Pharmacokinetic Analysis of Ziconotide (SNX-111), an Intrathecal N-Type Calcium Channel Blocking Analgesic, Delivered by Bolus and Infusion in the Dog

Background and Purpose: Ziconotide is a peptide that blocks N‐type calcium channels and is antihyperalgesic after intrathecal (IT) delivery. We here characterize the spinal kinetics of IT bolus and infused ziconotide in dog. Experimental Approach: Male beagle dogs (N= 5) were prepared with chronic IT lumbar injection and cerebrospinal fluid (LCSF) sampling catheters connected to vest‐mounted pumps. Each dog received the following: 1) IT bolus ziconotide (10 µg + 1 µCi 3H‐inulin); 2) IT infusion for 48 hours of ziconotide (1 µg/100 µL/hour); 3) IT infusion for 48 hours of ziconotide (5 µg/100 µL/hour); and 4) intravenous injection of ziconotide (0.1 mg/kg).
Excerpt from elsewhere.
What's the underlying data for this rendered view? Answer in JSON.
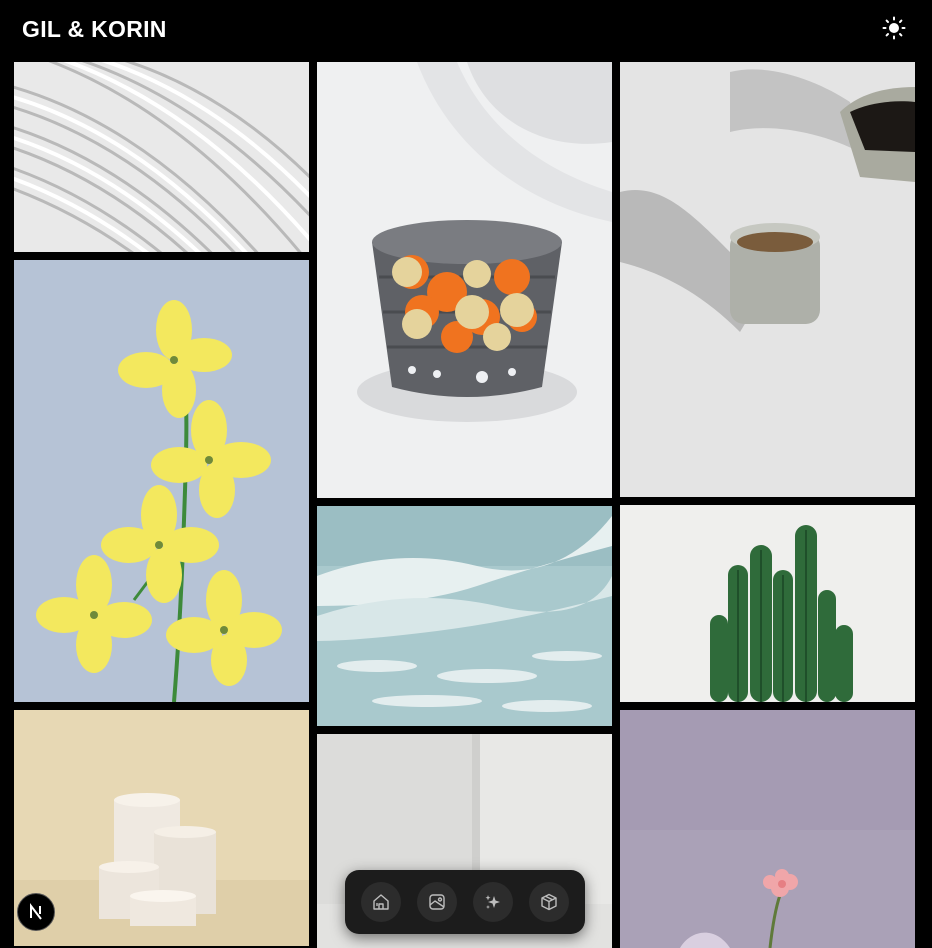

After IT bolus, LCSF ziconotide and inulin showed an initial peak and biphasic (distribution/elimination) clearance (ziconotide T1/2‐α/β= 0.14 and 1.77 hours, and inulin T1/2‐α/β= 0.16 and 3.88 hours, respectively). The LCSF : plasma ziconotide concentration ratio was 20,000:1 at 30 min and 30:1 at eight hours. IT infusion of 1 and then 5 µg/hour resulted in LCSF concentrations that peaked by eight hours and remained stable at 343 and 1380 ng/mL, respectively, to the end of the 48‐hour infusions. Terminal elimination T1/2 after termination of continuous infusion was 2.47 hours. Ziconotide LCSF : cisternal CSF : plasma concentration ratios after infusion of 1 and 5 µg/hour were 1:0.017:0.001 and 1:0.015:0.003, respectively. IT infusion of ziconotide at 1 µg/hour inhibited thermal skin twitch by 24 hours and produced modest trembling, ataxia, and decreased arousal. Effects continued through the 48‐hour infusion period, increased in magnitude during the subsequent 5 µg/hour infusion periods, and disappeared after drug clearance. Conclusions and Implications: After IT bolus or infusion, ziconotide displays linear kinetics that are consistent with a hydrophilic molecule of approximately 2500 Da that is cleared slightly more rapidly than inulin from the LCSF. Behavioral effects were dose dependent and reversible.